The short version about me would say all the basics: that I’m seventeen, a senior in high school, a thirteen year veteran of home-school, a writer, a golfer, a person. But the facts you already know and they only tell part of the story, the way one can only estimate the time of day by the position of the sun. I can tell you that I am a compulsive daydreamer with a heart for helping others. I want to be involved, which sometimes means I have the heart-wrenching task of choosing between the thousand things I want to do. I can tell you that while I am quite mild I’m very passionate and extremely curious. When I was seven I saved all my changes to buy a small colorful notebook from the drugstore—my first diary. Now, sixteen journals later my life has begun its own path with turns and scenery uniquely its own. I am extremely excited about where it leads and the stops and people lining the way.

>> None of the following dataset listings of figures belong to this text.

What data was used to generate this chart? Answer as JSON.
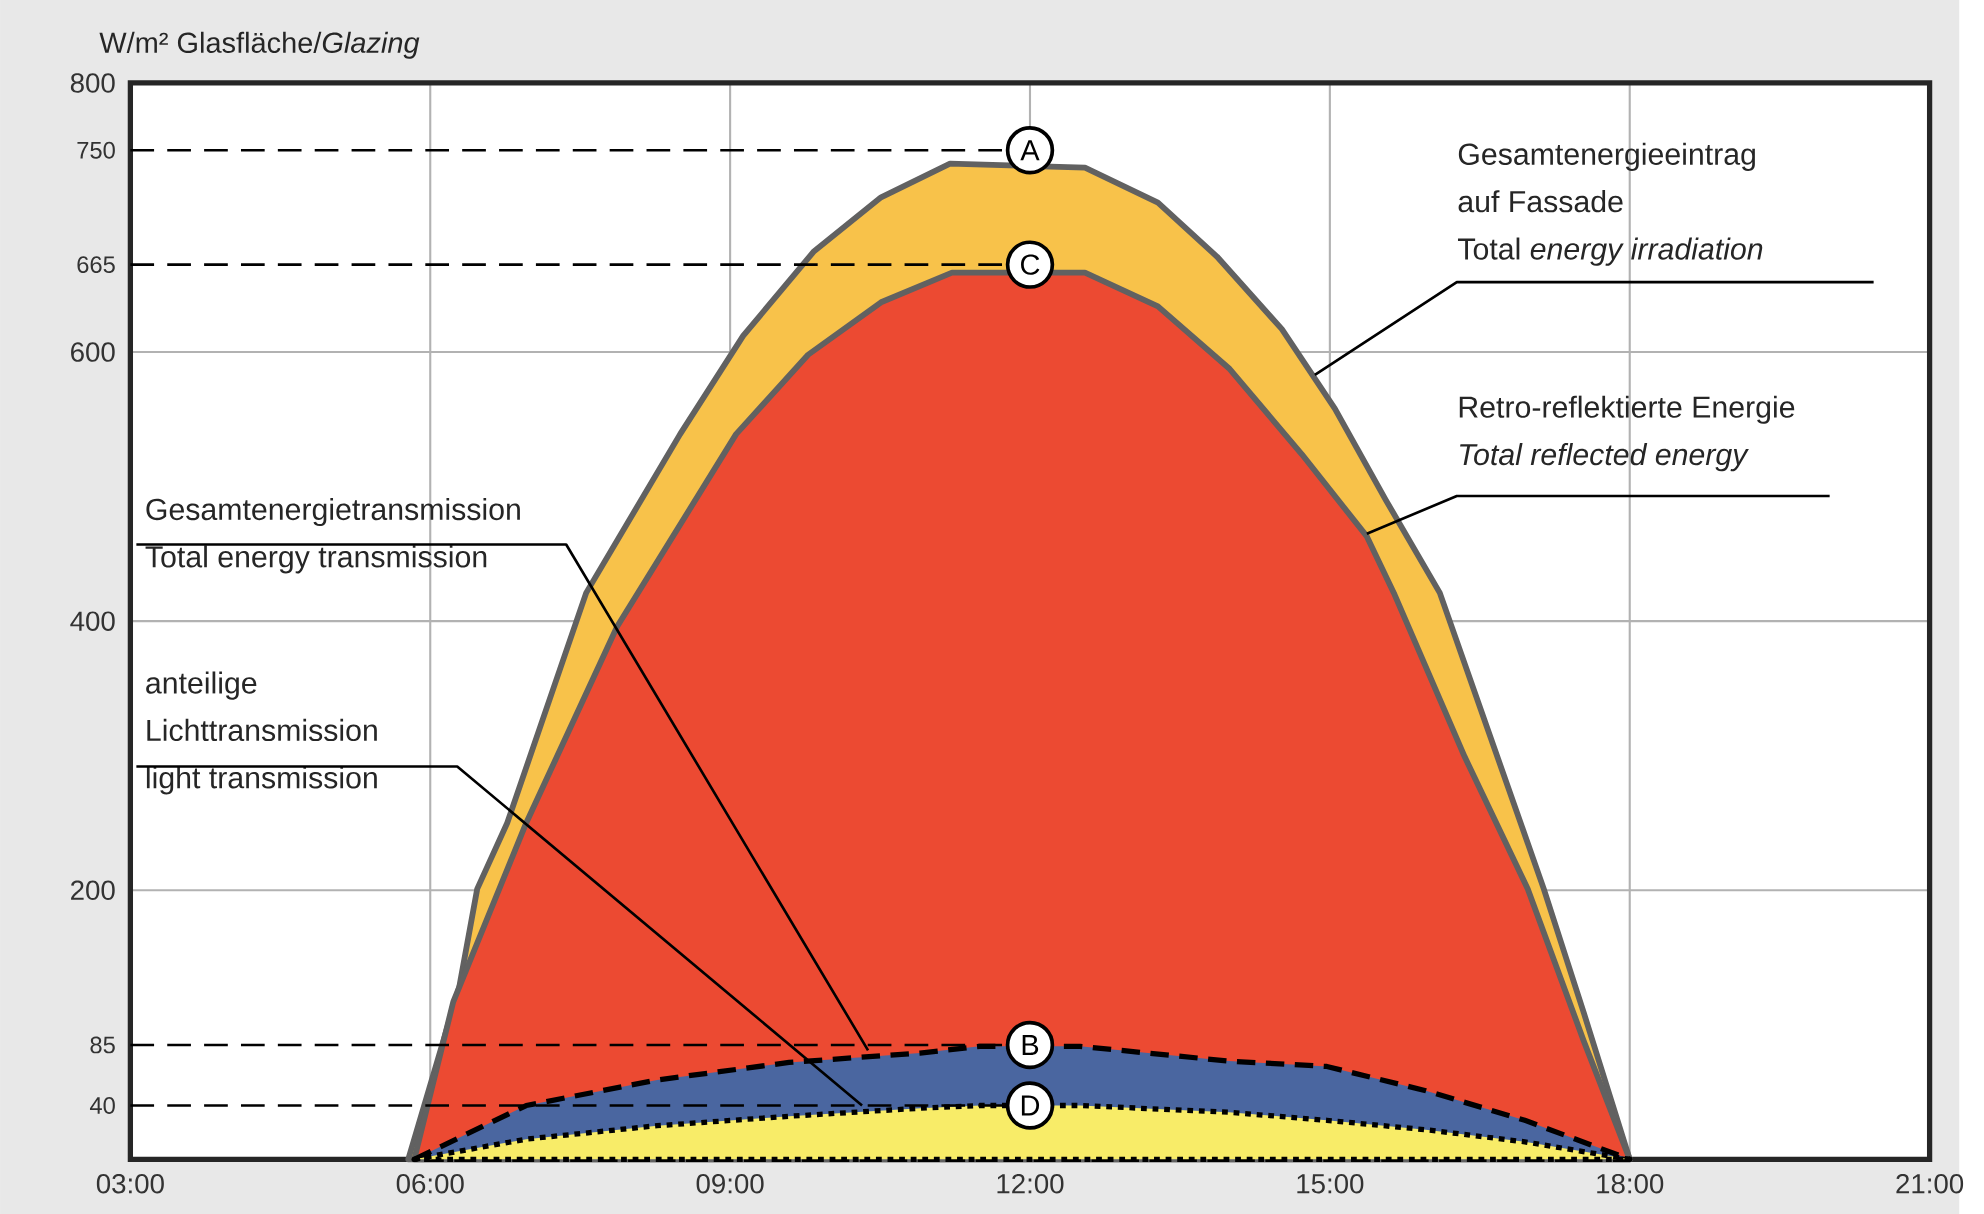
{
  "chart_data": {
    "type": "area",
    "ylabel": "W/m² Glasfläche/*Glazing*",
    "xlim": [
      3,
      21
    ],
    "xticks": [
      {
        "value": 3,
        "label": "03:00"
      },
      {
        "value": 6,
        "label": "06:00"
      },
      {
        "value": 9,
        "label": "09:00"
      },
      {
        "value": 12,
        "label": "12:00"
      },
      {
        "value": 15,
        "label": "15:00"
      },
      {
        "value": 18,
        "label": "18:00"
      },
      {
        "value": 21,
        "label": "21:00"
      }
    ],
    "ylim": [
      0,
      800
    ],
    "yticks": [
      40,
      85,
      200,
      400,
      600,
      665,
      750,
      800
    ],
    "grid": true,
    "series": [
      {
        "color": "#f8c24a",
        "line_style": "solid",
        "x": [
          5.78,
          6.29,
          6.47,
          6.77,
          7.56,
          8.5,
          9.13,
          9.84,
          10.51,
          11.2,
          12.55,
          13.28,
          13.87,
          14.52,
          15.05,
          15.56,
          16.1,
          17.14,
          17.54,
          18
        ],
        "values": [
          0,
          128,
          201,
          250,
          421,
          539,
          612,
          675,
          715,
          740,
          737,
          711,
          671,
          617,
          558,
          490,
          421,
          201,
          109,
          0
        ]
      },
      {
        "color": "#ec4a32",
        "line_style": "solid",
        "x": [
          5.84,
          6.23,
          6.96,
          7.87,
          9.06,
          9.78,
          10.51,
          11.22,
          12.55,
          13.28,
          13.99,
          14.72,
          15.37,
          15.64,
          16.35,
          16.98,
          17.54,
          18
        ],
        "values": [
          0,
          117,
          250,
          396,
          539,
          598,
          637,
          659,
          659,
          634,
          588,
          524,
          463,
          421,
          299,
          201,
          88,
          0
        ]
      },
      {
        "color": "#4a66a0",
        "line_style": "dashed",
        "x": [
          5.84,
          6.96,
          8.27,
          9.59,
          10.9,
          11.5,
          12.5,
          13.99,
          14.97,
          15.96,
          16.95,
          18
        ],
        "values": [
          0,
          40,
          59,
          72,
          79,
          84,
          84,
          73,
          69,
          51,
          29,
          0
        ]
      },
      {
        "color": "#f8ec68",
        "line_style": "dotted",
        "x": [
          5.84,
          6.96,
          8.27,
          9.59,
          10.9,
          11.5,
          12.5,
          13.99,
          14.97,
          15.96,
          16.95,
          18
        ],
        "values": [
          0,
          15,
          25,
          32,
          38,
          40,
          40,
          35,
          29,
          22,
          13,
          0
        ]
      }
    ],
    "ref_lines": [
      {
        "axis": "y",
        "value": 750,
        "line_style": "dashed"
      },
      {
        "axis": "y",
        "value": 665,
        "line_style": "dashed"
      },
      {
        "axis": "y",
        "value": 85,
        "line_style": "dashed"
      },
      {
        "axis": "y",
        "value": 40,
        "line_style": "dashed"
      }
    ],
    "annotations": [
      {
        "text": "Gesamtenergieeintrag\nauf Fassade\nTotal *energy irradiation*",
        "x": 14.85,
        "y": 583
      },
      {
        "text": "Retro-reflektierte Energie\n*Total reflected energy*",
        "x": 15.37,
        "y": 465
      },
      {
        "text": "Gesamtenergietransmission\nTotal energy transmission",
        "x": 10.38,
        "y": 81
      },
      {
        "text": "anteilige\nLichttransmission\nlight transmission",
        "x": 10.32,
        "y": 40
      },
      {
        "text": "A",
        "x": 12,
        "y": 750
      },
      {
        "text": "C",
        "x": 12,
        "y": 665
      },
      {
        "text": "B",
        "x": 12,
        "y": 85
      },
      {
        "text": "D",
        "x": 12,
        "y": 40
      }
    ]
  }
}
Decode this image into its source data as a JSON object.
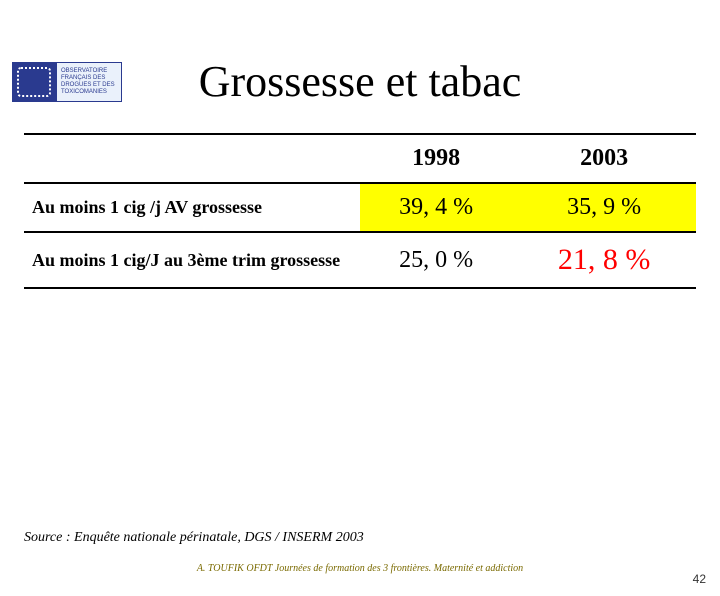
{
  "logo": {
    "org_lines": [
      "OBSERVATOIRE",
      "FRANÇAIS DES",
      "DROGUES ET DES",
      "TOXICOMANIES"
    ],
    "box_bg": "#eaf1fb",
    "box_border": "#2a3a8f",
    "square_bg": "#2a3a8f"
  },
  "title": "Grossesse et tabac",
  "table": {
    "columns": [
      {
        "label": "1998",
        "highlight": false
      },
      {
        "label": "2003",
        "highlight": false
      }
    ],
    "rows": [
      {
        "label": "Au moins 1 cig /j AV grossesse",
        "cells": [
          {
            "value": "39, 4 %",
            "highlight_bg": "#ffff00",
            "text_color": "#000000",
            "big": false
          },
          {
            "value": "35, 9 %",
            "highlight_bg": "#ffff00",
            "text_color": "#000000",
            "big": false
          }
        ]
      },
      {
        "label": "Au moins 1 cig/J au 3ème trim grossesse",
        "cells": [
          {
            "value": "25, 0 %",
            "highlight_bg": null,
            "text_color": "#000000",
            "big": false
          },
          {
            "value": "21, 8 %",
            "highlight_bg": null,
            "text_color": "#ff0000",
            "big": true
          }
        ]
      }
    ],
    "border_color": "#000000"
  },
  "source": "Source : Enquête nationale périnatale, DGS / INSERM 2003",
  "footer": "A. TOUFIK OFDT Journées de formation des 3 frontières. Maternité et addiction",
  "page_number": "42",
  "colors": {
    "background": "#ffffff",
    "title_text": "#000000"
  }
}
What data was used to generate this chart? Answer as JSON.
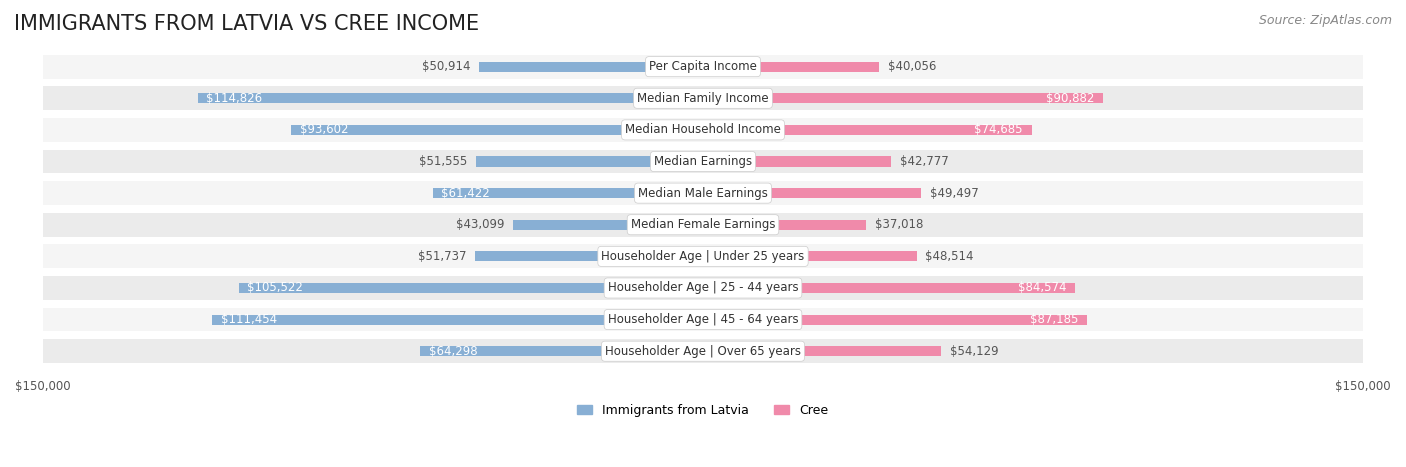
{
  "title": "IMMIGRANTS FROM LATVIA VS CREE INCOME",
  "source": "Source: ZipAtlas.com",
  "categories": [
    "Per Capita Income",
    "Median Family Income",
    "Median Household Income",
    "Median Earnings",
    "Median Male Earnings",
    "Median Female Earnings",
    "Householder Age | Under 25 years",
    "Householder Age | 25 - 44 years",
    "Householder Age | 45 - 64 years",
    "Householder Age | Over 65 years"
  ],
  "latvia_values": [
    50914,
    114826,
    93602,
    51555,
    61422,
    43099,
    51737,
    105522,
    111454,
    64298
  ],
  "cree_values": [
    40056,
    90882,
    74685,
    42777,
    49497,
    37018,
    48514,
    84574,
    87185,
    54129
  ],
  "latvia_color": "#88afd4",
  "cree_color": "#f08aaa",
  "latvia_label_color_dark": "#555555",
  "latvia_label_color_light": "#ffffff",
  "cree_label_color_dark": "#555555",
  "cree_label_color_light": "#ffffff",
  "x_max": 150000,
  "background_color": "#ffffff",
  "row_bg_color": "#f0f0f0",
  "row_alt_color": "#e8e8e8",
  "label_box_color": "#ffffff",
  "label_box_edge_color": "#cccccc",
  "title_fontsize": 15,
  "source_fontsize": 9,
  "bar_label_fontsize": 8.5,
  "category_fontsize": 8.5,
  "axis_label_fontsize": 8.5,
  "legend_fontsize": 9
}
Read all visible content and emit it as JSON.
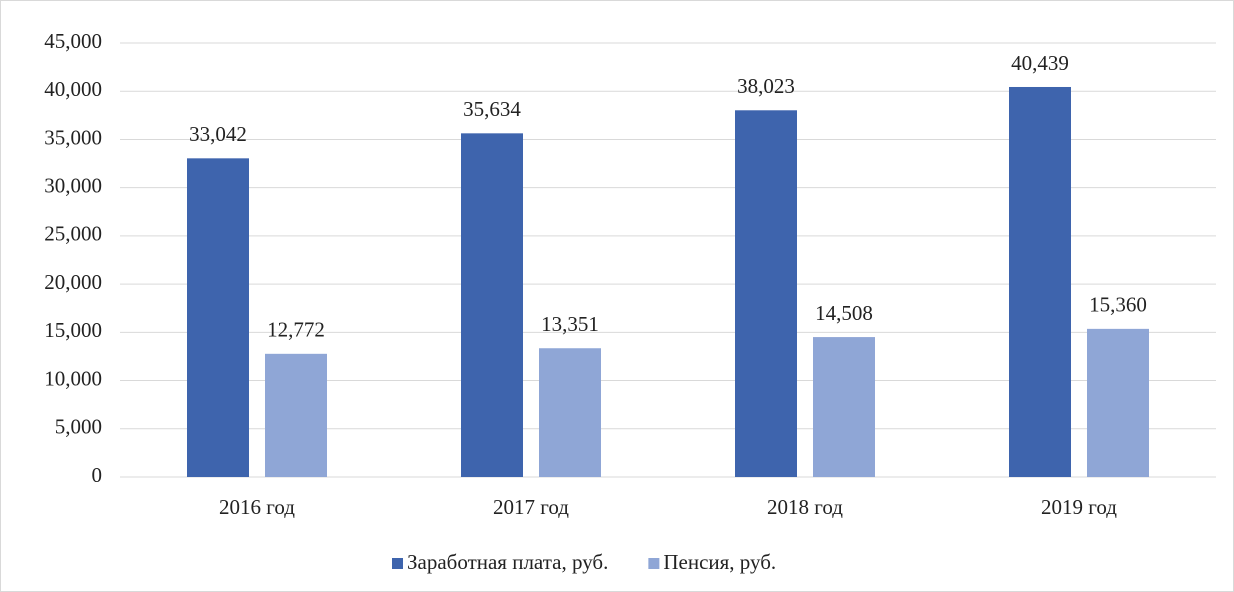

So, the question is, what makes me tick, how did I become who I am, and what have I learned in my seventeen years through the many adventures I’ve had (and there have been many)? Well, I’ve learned that sometimes you can surprise yourself; when climbing a rock wall, you should not look down; when you pick up a baby frog it tickles your hand in the cutest way; cucumbers should always be planted at the end of a garden; if the lights go out during your dance recital keep tapping; it’s possible to read Breaking Dawn in four days; you should go to a rally at least once in your life—it will change your life; music is a bare necessity (after food and clothing but before shelter); everyone should read the Human Rights; if you’ve been in a snowstorm you’re lucky; you can fit six people and three golf bags in a golf cart; there’s no place like the library; if you take a mouse off a trap don’t look at it; learn how to make pancakes by heart so you don’t starve; it’s okay if you don’t like vacuuming; what goes around does come around (life is much a like a boomerang and deja vu is real); super hero movies rock; if you enter enough contests you’ll win something; knowledge comes in many packages; you can do anything if you read about it first; running in a thunderstorm should not be repeated (I should take my own advice on this one); if a bird food package says it attracts wilder birds believe it; when you make a mistake try really hard not to do it again; don’t beat yourself—you are not a punching bag! Read poetry, it helps to know there’s other people with the same thoughts; have no regrets after Thanksgiving cause it only comes once a year; few people know you like you know yourself, and you don’t even know yourself; “neither you nor the world knows what you can do until you have tried” – Emerson; if you’re feeling down read Emerson; it only takes a utility knife, spatula, screwdriver, and some patience to move sod and lots of water to keep it growing; don’t wait till to open your presents Christmas; if you’re dressed up like a witch for Halloween don’t wave at young kids-you’ll scare the poor children half to death; you get points for waking up early to see a meteor shower even if you missed the meteors; a broken heart can heal; no matter how many times you call to win free tickets you’re never the fifteenth caller; keep your word; if you love someone you should tell them that every time you see them (and even when you don’t).

That’s what life has taught me so far. These are the facts that shaped who I am and how I think. I know I’ve done what I can to show you…me. There is so much to learn about a person in such a short time span, the key is to show others something worthwhile about you, a reason to make them want to know more. The rest, is up to fate.

Sometimes, when the sun is just setting and it’s rained, with hot steam coming off the street and a cool breeze flowing through the air, I like to sit on the front porch and think about how much I truly love life.